Preserve Historical Information for the `gitlab_subscriptions` Table
Why is this Important?
Currently our GitLab.com
gitlab_subscriptions table only captures the current state of our data. This is blocking us from doing any meaningful analysis on our subscriptions because we can only see who's subscribed right now. We have no data on who was subscribed two weeks ago or even two hours ago, all we know about is the state in this current moment.
The reasoning is because of the backend design of our application. In our database all records are overwritten to reflect the current state, which is a good design from an application point-of-view, but makes analysis of our data impossible. This "throwing out" of data is causing GitLab Inc. to miss out on capturing tons of valuable information.
For example: if a customers starts a trial on gitlab.com, we'll create a
gitlab_subscriptions record with
is_trial=True. If they later upgrade to a Gold plan, the existing record gets overwritten with a new record that has
is_trial=False. By throwing out all information about the trial ever existing, we'll never be able to measure the value or success of trials at GitLab. The exact same thing can be said about free plans, we currently have no way to see any of those conversions.
By preserving historical information, we will be able to calculate the value of trials, free plans, and the LTV of all visitors to GitLab.com. Paul Machle (CFO) has asked us multiple times for an LTV analysis on free users to GitLab.com and this issue is the single thing blocking us from doing that.
We would like to see a
gitlab_subscriptions_logs table added that keeps a record of all changes to
gitlab_subscriptions. Having a separate table would allow us to leave the original
gitlab_subscriptions alone and not having to risk breaking anything or slowing anything down.
The gitlab_subscripition records the current state of our gitlab_subscriptions. The records are slowly mutable. On the contrary, the gitlab_subscription_logs will store sequences of immutable events. Upon any creation, update or deletion event (does that happen ?) in our database a new row will be added with all metadata attached to the specific object. This table will allow us to keep track of all changes happening in the database. For example status changes of a specific subscription (from active to expire, or from trial started to active subscriptions...)
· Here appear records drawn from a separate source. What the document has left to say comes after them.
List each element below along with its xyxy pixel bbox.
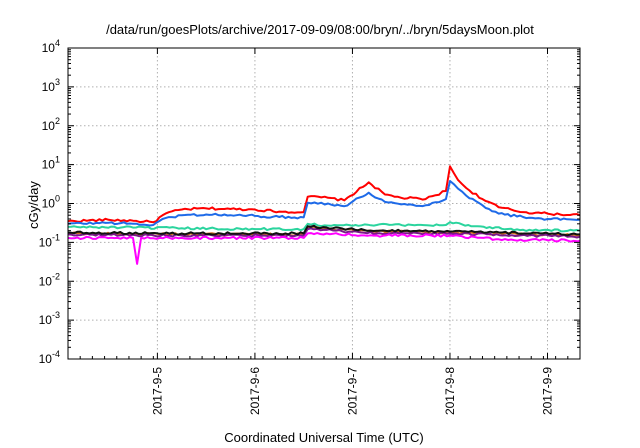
series-line xyxy=(67,232,581,265)
x-axis-label: Coordinated Universal Time (UTC) xyxy=(224,430,424,445)
x-tick-label: 2017-9-6 xyxy=(248,367,262,415)
y-tick-label: 10-1 xyxy=(39,232,60,249)
y-axis-label: cGy/day xyxy=(26,181,41,229)
y-tick-label: 10-3 xyxy=(39,310,60,327)
y-tick-label: 100 xyxy=(42,194,60,211)
series-lines xyxy=(67,165,581,265)
y-tick-label: 10-2 xyxy=(39,271,60,288)
y-tick-label: 103 xyxy=(42,77,60,94)
tick-marks xyxy=(67,47,581,360)
series-line xyxy=(67,221,581,233)
chart-title: /data/run/goesPlots/archive/2017-09-09/0… xyxy=(106,22,534,37)
y-tick-label: 104 xyxy=(42,38,60,55)
series-line xyxy=(67,180,581,227)
x-tick-label: 2017-9-5 xyxy=(150,367,164,415)
y-tick-label: 102 xyxy=(42,116,60,133)
y-tick-label: 101 xyxy=(42,155,60,172)
y-tick-labels: 10-4 10-3 10-2 10-1 100 101 102 103 104 xyxy=(39,38,60,366)
series-line xyxy=(67,227,581,239)
x-tick-labels: 2017-9-5 2017-9-6 2017-9-7 2017-9-8 2017-9-9 xyxy=(150,367,554,415)
x-tick-label: 2017-9-8 xyxy=(443,367,457,415)
series-line xyxy=(67,224,580,237)
x-tick-label: 2017-9-9 xyxy=(540,367,554,415)
y-tick-label: 10-4 xyxy=(39,349,60,366)
x-tick-label: 2017-9-7 xyxy=(345,367,359,415)
series-line xyxy=(67,165,581,224)
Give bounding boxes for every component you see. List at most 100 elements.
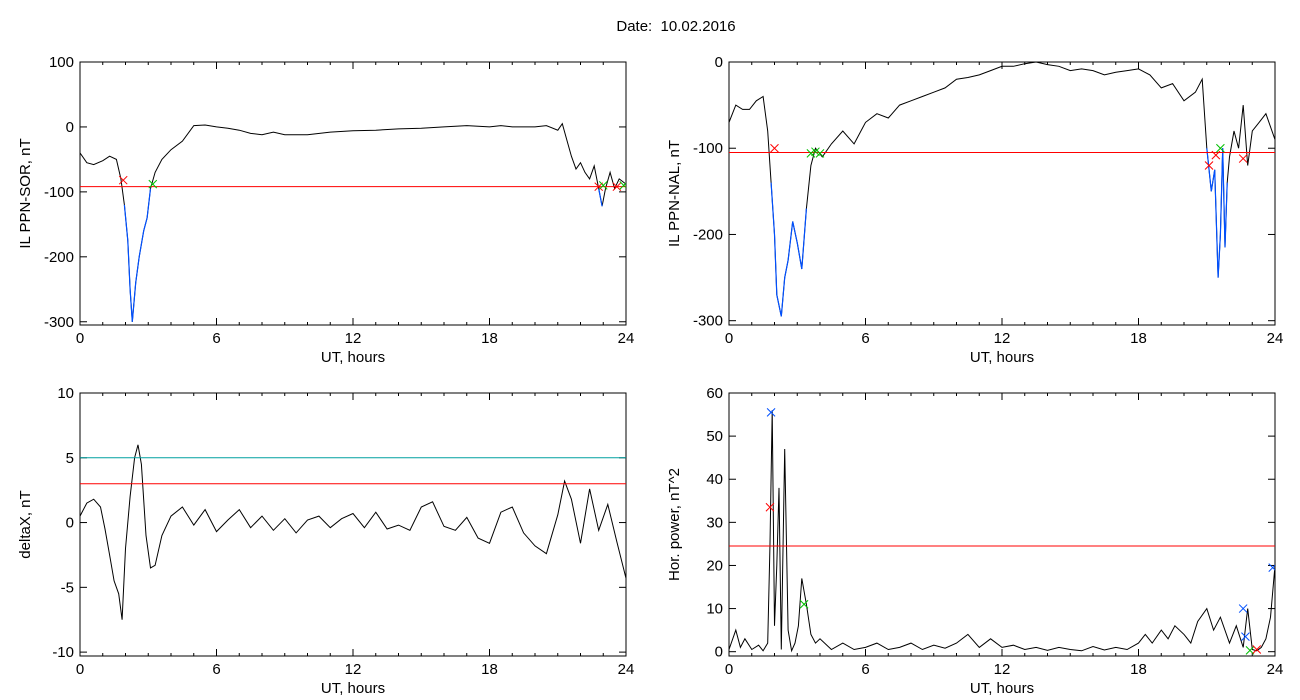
marker-stroke (612, 182, 622, 192)
series-line (80, 444, 626, 620)
x-tick-label: 0 (76, 661, 84, 678)
y-tick-label: -10 (52, 644, 74, 661)
series-line (729, 410, 1275, 653)
marker-red (1211, 150, 1221, 160)
y-axis-label: IL PPN-SOR, nT (17, 138, 34, 248)
marker-stroke (1238, 604, 1248, 613)
marker-green (806, 149, 816, 158)
y-axis-label: Hor. power, nT^2 (666, 468, 683, 581)
y-tick-label: -100 (693, 140, 723, 157)
y-axis-label: IL PPN-NAL, nT (666, 140, 683, 247)
y-tick-label: -300 (693, 313, 723, 330)
y-tick-label: -300 (44, 314, 74, 331)
panel-sor: 0 6 12 18 24 -300 -200 -100 0 100 UT, hours IL PPN-… (17, 54, 634, 366)
marker-stroke (1252, 645, 1262, 654)
marker-green (811, 147, 820, 157)
x-tick-label: 24 (1267, 330, 1284, 347)
y-tick-label: 0 (66, 119, 74, 136)
marker-red (1238, 154, 1248, 163)
marker-stroke (1245, 646, 1255, 655)
plot-area (80, 122, 626, 322)
y-tick-label: 0 (715, 644, 723, 661)
marker-stroke (1238, 154, 1248, 163)
x-tick-label: 6 (212, 661, 220, 678)
marker-stroke (619, 182, 626, 190)
x-tick-label: 0 (725, 330, 733, 347)
y-tick-label: 100 (49, 54, 74, 71)
marker-stroke (811, 147, 820, 157)
plot-frame (728, 61, 1276, 326)
marker-blue (1238, 604, 1248, 613)
x-tick-label: 18 (481, 661, 498, 678)
y-tick-label: 10 (706, 601, 723, 618)
y-tick-label: 50 (706, 428, 723, 445)
marker-red (1252, 645, 1262, 654)
marker-red (118, 175, 128, 185)
marker-stroke (766, 408, 776, 417)
marker-stroke (806, 149, 816, 158)
plot-frame (728, 392, 1276, 657)
plot-frame (79, 392, 627, 657)
series-highlight (598, 188, 603, 207)
marker-stroke (148, 179, 158, 189)
x-tick-label: 12 (994, 661, 1011, 678)
marker-stroke (1241, 632, 1250, 641)
y-tick-label: 30 (706, 514, 723, 531)
series-line (729, 62, 1275, 317)
plot-frame (79, 61, 627, 326)
marker-green (815, 149, 825, 158)
marker-stroke (1204, 161, 1214, 170)
marker-stroke (598, 181, 608, 190)
panel-deltax: 0 6 12 18 24 -10 -5 0 5 10 UT, hours deltaX, nT (17, 385, 634, 697)
marker-stroke (765, 502, 775, 512)
x-axis-label: UT, hours (321, 680, 385, 697)
y-tick-label: 0 (66, 515, 74, 532)
x-axis-label: UT, hours (321, 349, 385, 366)
x-tick-label: 12 (345, 661, 362, 678)
marker-stroke (1211, 150, 1221, 160)
marker-stroke (1216, 143, 1225, 153)
marker-red (770, 143, 779, 153)
x-tick-label: 24 (618, 330, 635, 347)
series-highlight (123, 188, 152, 322)
x-tick-label: 12 (345, 330, 362, 347)
series-highlight (1206, 148, 1228, 278)
marker-stroke (770, 143, 779, 153)
x-axis-label: UT, hours (970, 680, 1034, 697)
x-tick-label: 18 (481, 330, 498, 347)
marker-red (765, 502, 775, 512)
x-tick-label: 6 (212, 330, 220, 347)
marker-blue (1268, 563, 1275, 572)
y-axis-label: deltaX, nT (17, 490, 34, 558)
y-tick-label: 10 (57, 385, 74, 402)
x-tick-label: 0 (76, 330, 84, 347)
marker-stroke (799, 599, 809, 609)
plot-area (729, 62, 1275, 317)
y-tick-label: -100 (44, 184, 74, 201)
y-tick-label: 60 (706, 385, 723, 402)
y-tick-label: -5 (61, 579, 74, 596)
y-tick-label: -200 (44, 249, 74, 266)
y-tick-label: 0 (715, 54, 723, 71)
marker-stroke (1268, 564, 1275, 572)
marker-green (1216, 143, 1225, 153)
marker-stroke (815, 149, 825, 158)
x-axis-label: UT, hours (970, 349, 1034, 366)
x-tick-label: 24 (618, 661, 635, 678)
series-highlight (770, 182, 807, 317)
y-tick-label: 20 (706, 557, 723, 574)
marker-blue (766, 408, 776, 417)
marker-red (612, 182, 622, 192)
marker-green (598, 181, 608, 190)
panel-power: 0 6 12 18 24 0 10 20 30 40 50 60 UT, hours Hor. power… (666, 385, 1283, 697)
x-tick-label: 0 (725, 661, 733, 678)
x-tick-label: 24 (1267, 661, 1284, 678)
figure-title: Date: 10.02.2016 (616, 18, 736, 35)
y-tick-label: 5 (66, 450, 74, 467)
marker-green (619, 181, 626, 190)
y-tick-label: 40 (706, 471, 723, 488)
marker-green (799, 599, 809, 609)
marker-green (148, 179, 158, 189)
plot-area (80, 444, 626, 620)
gitlab_subscription_logs table will have all columns that are in gitlab_subscriptions` + extra metadata:
- version: which version of the gitlab_subscription are we seeing. that will be a counter starting at 1
- action_type: creation, update, deletion
So I'll have a single
history_logs which could be used in the future for every historical log needs. And it will contain all previous historical values, and except for the current value for any record in logged table.
id, created_at, about_type # "GitlabSubscription" or "GitlabNamespace".. about_id, # gitlab_subscriptions.id or.. polymorphic id of the related table data, jsonb # binary if allowed) to keep the whole of a subscription version: # which version of the gitlab_subscription are we seeing. that will be a counter starting at action_type: # creation, update, deletion
- We must check the size and the monthly growth of the log
- Check with the database team